1 700 euros, c’est le plafond légal d’indemnité brute d’un maire dans une petite commune. Un chiffre qui, loin d’être gravé dans le marbre, s’ajuste, se discute, se négocie parfois lors du conseil municipal. Les adjoints, eux, naviguent dans des eaux similaires, soumis à un pourcentage du montant attribué au maire. Mais la réalité derrière ces chiffres bruts mérite qu’on s’y attarde.
Combien gagnent vraiment les maires et adjoints en 2026 selon la taille des communes ?
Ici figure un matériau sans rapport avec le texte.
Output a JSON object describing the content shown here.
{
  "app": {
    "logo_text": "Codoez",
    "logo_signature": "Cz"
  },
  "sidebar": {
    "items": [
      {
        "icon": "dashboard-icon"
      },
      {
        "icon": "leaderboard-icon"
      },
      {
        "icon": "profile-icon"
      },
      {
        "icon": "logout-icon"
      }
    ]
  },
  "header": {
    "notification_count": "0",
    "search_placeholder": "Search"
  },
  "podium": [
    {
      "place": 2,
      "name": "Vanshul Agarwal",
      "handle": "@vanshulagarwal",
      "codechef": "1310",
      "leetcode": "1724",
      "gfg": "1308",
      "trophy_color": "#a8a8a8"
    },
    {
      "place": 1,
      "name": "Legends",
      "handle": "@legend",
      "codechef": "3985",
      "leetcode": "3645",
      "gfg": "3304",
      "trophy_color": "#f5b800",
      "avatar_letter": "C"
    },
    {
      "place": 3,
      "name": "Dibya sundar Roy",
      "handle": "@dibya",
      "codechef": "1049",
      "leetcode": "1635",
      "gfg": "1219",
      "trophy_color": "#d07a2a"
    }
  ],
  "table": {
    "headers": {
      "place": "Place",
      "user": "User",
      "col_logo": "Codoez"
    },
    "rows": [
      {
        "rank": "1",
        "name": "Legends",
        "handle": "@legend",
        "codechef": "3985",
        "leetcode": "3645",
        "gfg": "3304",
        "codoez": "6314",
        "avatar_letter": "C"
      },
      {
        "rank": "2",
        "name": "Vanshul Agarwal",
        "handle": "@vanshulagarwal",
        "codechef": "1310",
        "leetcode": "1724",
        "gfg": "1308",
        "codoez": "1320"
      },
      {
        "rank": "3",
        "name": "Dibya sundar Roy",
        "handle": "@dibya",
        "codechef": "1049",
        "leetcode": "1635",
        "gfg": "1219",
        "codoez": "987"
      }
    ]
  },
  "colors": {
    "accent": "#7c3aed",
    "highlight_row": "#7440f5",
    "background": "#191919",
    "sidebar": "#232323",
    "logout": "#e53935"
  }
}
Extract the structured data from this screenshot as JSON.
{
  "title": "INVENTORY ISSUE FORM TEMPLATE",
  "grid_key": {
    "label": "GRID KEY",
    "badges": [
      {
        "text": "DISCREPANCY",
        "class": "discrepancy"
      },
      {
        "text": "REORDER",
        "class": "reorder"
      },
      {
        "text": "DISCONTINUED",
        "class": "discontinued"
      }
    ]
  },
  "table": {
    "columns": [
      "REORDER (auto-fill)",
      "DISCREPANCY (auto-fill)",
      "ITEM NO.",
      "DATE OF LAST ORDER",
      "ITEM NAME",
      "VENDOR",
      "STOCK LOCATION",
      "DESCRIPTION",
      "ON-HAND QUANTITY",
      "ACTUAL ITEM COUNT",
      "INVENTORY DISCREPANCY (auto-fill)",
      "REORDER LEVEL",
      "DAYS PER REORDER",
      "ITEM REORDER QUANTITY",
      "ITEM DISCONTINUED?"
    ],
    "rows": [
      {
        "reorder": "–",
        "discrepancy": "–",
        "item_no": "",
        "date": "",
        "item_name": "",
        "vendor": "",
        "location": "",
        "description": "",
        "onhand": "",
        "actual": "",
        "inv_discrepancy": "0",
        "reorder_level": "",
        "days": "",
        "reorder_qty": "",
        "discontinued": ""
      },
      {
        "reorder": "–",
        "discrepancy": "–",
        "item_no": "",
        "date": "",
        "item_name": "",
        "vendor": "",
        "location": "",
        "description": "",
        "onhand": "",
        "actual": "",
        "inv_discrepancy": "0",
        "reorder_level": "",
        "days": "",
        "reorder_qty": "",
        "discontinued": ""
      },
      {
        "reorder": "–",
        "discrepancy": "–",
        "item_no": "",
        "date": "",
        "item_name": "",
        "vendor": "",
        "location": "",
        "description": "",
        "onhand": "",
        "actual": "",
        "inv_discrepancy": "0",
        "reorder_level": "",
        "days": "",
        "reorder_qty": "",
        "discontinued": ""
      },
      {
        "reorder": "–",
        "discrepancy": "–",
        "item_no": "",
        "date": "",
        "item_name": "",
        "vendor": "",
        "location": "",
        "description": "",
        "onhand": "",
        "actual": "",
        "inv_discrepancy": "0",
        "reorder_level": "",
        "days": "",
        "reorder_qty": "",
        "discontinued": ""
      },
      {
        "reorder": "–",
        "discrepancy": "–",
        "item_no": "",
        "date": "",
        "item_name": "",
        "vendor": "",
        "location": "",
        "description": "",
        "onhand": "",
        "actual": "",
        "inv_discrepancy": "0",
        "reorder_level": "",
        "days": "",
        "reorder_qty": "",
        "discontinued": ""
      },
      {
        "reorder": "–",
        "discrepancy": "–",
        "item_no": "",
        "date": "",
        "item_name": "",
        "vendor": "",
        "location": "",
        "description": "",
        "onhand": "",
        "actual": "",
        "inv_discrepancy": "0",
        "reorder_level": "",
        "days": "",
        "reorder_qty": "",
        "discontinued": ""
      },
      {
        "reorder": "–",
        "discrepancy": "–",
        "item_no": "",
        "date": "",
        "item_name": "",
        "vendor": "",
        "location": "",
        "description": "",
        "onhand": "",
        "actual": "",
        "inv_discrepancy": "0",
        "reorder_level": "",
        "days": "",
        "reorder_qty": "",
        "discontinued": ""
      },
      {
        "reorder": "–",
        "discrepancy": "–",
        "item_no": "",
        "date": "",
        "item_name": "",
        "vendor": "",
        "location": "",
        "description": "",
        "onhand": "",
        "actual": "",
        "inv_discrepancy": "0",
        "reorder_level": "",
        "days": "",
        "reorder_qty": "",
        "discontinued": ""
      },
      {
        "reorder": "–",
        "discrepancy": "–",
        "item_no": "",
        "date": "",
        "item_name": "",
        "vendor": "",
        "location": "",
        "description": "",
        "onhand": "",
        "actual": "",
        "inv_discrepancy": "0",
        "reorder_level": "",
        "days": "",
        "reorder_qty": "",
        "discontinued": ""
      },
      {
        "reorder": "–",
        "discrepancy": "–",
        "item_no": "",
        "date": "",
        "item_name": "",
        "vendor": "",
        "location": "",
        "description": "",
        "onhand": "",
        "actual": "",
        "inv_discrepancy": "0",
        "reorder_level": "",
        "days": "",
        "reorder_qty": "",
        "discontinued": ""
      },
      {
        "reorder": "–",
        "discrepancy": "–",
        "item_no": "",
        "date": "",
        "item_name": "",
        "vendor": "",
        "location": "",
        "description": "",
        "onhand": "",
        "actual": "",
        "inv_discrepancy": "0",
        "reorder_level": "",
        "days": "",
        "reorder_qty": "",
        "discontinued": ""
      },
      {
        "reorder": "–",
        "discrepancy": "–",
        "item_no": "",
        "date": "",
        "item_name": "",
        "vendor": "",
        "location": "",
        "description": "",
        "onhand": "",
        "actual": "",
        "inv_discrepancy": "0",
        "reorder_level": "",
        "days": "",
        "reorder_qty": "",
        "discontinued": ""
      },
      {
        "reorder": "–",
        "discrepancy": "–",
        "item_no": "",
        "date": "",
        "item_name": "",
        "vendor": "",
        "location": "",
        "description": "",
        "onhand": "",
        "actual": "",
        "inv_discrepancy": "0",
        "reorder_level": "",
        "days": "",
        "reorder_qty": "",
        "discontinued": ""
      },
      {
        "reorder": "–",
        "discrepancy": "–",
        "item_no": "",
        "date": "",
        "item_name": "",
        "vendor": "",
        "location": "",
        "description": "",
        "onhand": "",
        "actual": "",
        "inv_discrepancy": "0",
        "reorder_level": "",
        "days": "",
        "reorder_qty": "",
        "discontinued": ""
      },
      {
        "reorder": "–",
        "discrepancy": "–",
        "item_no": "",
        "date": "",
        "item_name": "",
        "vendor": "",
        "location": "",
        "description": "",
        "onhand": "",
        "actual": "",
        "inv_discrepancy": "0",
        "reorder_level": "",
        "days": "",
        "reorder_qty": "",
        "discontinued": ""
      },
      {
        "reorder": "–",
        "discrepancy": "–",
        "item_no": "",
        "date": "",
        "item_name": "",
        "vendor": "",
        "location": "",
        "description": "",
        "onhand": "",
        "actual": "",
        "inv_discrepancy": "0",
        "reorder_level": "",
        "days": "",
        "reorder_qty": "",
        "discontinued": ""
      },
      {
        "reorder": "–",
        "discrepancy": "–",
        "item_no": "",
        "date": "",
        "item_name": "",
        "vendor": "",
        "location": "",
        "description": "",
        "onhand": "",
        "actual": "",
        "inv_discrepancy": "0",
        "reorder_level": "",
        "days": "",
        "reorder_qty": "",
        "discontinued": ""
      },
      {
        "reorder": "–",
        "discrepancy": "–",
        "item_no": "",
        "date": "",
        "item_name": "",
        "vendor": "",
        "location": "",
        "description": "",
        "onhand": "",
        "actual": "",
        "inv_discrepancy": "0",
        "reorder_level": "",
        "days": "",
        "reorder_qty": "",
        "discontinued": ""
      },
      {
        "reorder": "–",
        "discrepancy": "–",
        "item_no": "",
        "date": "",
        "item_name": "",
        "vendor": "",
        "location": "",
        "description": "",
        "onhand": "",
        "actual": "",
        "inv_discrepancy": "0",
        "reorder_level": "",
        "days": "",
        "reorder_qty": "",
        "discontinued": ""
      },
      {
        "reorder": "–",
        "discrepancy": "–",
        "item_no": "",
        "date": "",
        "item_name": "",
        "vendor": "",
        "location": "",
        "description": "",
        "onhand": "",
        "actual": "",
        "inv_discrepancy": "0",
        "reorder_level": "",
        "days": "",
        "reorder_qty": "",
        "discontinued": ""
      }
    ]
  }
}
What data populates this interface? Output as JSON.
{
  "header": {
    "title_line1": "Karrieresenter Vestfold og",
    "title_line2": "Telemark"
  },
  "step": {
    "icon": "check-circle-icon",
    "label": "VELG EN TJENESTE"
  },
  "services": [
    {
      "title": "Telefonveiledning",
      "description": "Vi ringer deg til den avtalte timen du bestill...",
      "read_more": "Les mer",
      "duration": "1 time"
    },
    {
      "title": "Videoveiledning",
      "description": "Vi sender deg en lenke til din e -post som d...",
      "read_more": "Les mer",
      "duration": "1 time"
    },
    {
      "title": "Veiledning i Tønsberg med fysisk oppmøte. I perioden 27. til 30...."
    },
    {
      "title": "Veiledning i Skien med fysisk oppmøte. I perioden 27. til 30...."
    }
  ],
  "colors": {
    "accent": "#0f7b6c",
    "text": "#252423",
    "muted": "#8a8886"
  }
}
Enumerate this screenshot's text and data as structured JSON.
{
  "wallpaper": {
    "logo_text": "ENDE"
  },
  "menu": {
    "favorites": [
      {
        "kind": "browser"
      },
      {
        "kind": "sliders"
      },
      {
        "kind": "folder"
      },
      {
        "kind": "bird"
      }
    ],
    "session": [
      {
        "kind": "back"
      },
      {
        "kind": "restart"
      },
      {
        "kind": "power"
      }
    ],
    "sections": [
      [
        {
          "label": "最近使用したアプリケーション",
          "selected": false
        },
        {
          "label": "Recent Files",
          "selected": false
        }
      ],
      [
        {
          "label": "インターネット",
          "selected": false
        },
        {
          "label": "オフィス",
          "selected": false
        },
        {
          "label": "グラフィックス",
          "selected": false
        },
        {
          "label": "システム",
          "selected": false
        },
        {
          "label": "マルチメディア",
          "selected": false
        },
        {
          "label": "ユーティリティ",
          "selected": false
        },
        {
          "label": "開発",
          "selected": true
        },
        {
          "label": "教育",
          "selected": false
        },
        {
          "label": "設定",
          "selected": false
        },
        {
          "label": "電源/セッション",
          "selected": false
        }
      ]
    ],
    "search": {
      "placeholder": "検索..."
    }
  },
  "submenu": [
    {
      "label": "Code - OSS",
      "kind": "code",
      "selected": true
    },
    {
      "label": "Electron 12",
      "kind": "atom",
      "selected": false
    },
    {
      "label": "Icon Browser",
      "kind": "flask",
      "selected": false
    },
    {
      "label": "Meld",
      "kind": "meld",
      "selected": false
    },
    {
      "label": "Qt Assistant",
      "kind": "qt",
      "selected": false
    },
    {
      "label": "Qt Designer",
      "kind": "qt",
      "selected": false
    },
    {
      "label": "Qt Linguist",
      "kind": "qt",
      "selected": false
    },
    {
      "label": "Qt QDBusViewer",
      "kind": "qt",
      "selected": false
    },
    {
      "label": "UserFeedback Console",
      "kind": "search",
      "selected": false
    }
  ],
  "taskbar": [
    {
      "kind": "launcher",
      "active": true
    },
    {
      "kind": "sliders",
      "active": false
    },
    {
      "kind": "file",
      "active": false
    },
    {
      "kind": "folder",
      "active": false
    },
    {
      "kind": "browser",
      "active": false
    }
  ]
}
La question du salaire du maire et de ses adjoints s’invite régulièrement dans les conversations, portée par une exigence croissante de clarté dans la vie publique. Impossible de la réduire à un montant unique : la taille de la commune pèse lourd dans la balance. Les indemnités de fonction évoluent donc logiquement en fonction du nombre d’habitants.
Dans les communes de moins de 500 habitants, le plafond de l’indemnité brute mensuelle pour un maire s’établit autour de 1 700 euros. Dès que la population franchit le cap des 3 500 habitants, ce montant peut atteindre environ 2 000 euros. Et pour les grandes métropoles comme Paris, Lyon ou Marseille, la barre grimpe jusqu’à 5 600 euros, reflet du poids accru des responsabilités. Côté adjoints, les montants oscillent généralement de 400 à 2 000 euros selon la taille de la commune et le nombre d’adjoints nommés.
Voici des repères clairs sur les plafonds d’indemnités selon la population :
- Moins de 500 habitants : indemnité brute maximale du maire ≈ 1 700 €
- De 500 à 3 500 habitants : plafond autour de 2 000 €
- Au-delà : montant progressif jusqu’aux grandes villes (Paris, Lyon, Marseille)
Le conseil municipal peut décider d’accorder un montant inférieur au maximum autorisé, selon les contraintes budgétaires de la commune ou une volonté d’exemplarité. Le Code général des collectivités territoriales encadre strictement ces règles, afin d’assurer une cohérence nationale. Fonction exercée, nombre d’habitants, répartition des rôles : chaque commune compose sa propre mosaïque de rémunérations. Les fantasmes et idées reçues n’y résistent pas longtemps.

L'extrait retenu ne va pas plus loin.